We horen voor het eerst van hem, als Stefanus, de diaken, op last van de Joodse overheden wordt gestenigd. Dan leggen de beulen hun mantels neer aan de voeten van Saulus (zo heette Paulus vóór zijn bekering).
Hem was er, als rechtgeaarde orthodoxe jood, dan ook alles aan gelegen om ze uit te roeien. Daartoe had hij zelfs volmachten gekregen van de Hoge Raad te Jeruzalem. Ze gaven hem het recht om huizen van verdachten binnen te dringen en te controleren of er geen volgelingen van Jezus woonden. Op weg naar Damascus werd hij als een donderslag bij heldere hemel getroffen en op de grond geworpen. Verblind door het felle licht tastte hij hulpeloos in het duister.
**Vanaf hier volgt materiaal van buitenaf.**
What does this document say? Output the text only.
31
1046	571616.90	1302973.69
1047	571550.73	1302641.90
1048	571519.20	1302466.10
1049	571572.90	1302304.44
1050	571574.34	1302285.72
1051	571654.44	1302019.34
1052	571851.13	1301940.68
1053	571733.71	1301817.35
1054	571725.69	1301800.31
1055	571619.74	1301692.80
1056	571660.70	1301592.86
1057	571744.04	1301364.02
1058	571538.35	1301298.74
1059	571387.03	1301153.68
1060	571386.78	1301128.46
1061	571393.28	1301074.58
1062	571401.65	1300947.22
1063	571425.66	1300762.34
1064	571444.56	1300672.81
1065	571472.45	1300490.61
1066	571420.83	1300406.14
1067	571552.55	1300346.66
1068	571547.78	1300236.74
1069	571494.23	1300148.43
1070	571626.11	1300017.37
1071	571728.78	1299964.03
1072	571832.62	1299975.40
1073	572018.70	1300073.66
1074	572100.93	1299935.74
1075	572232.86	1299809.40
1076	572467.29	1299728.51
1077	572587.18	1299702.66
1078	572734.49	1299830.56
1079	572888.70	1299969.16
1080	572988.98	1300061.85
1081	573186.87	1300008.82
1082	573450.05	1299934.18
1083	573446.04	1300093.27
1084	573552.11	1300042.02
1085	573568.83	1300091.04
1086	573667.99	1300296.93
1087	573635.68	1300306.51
Een stem vroeg hem: ‘Saul, Saul waarom vervolg je mij?’ Een leerling van Jezus, Ananias, overwon zijn weerzin en nam hem bij zich in huis. Paulus was omgedraaid als een blad aan een boom. Van nu af zou hij de meeste fanatieke verdediger van Jezus’ leer: het evangelie was er voor ieder die hulpeloos in het duister rondtastte, ongeacht of men tot het uitverkoren volk van de joden behoorde of niet.
Drie jaar lang bereidde hij zich in het verborgene voor op zijn zending. Toen trad hij uit de schaduw en ondernam minstens vier grote reizen. Intussen schreef hij een onbekend aantal brieven, waarvan er veertien in het Nieuwe Testament in de bijbel zijn opgenomen.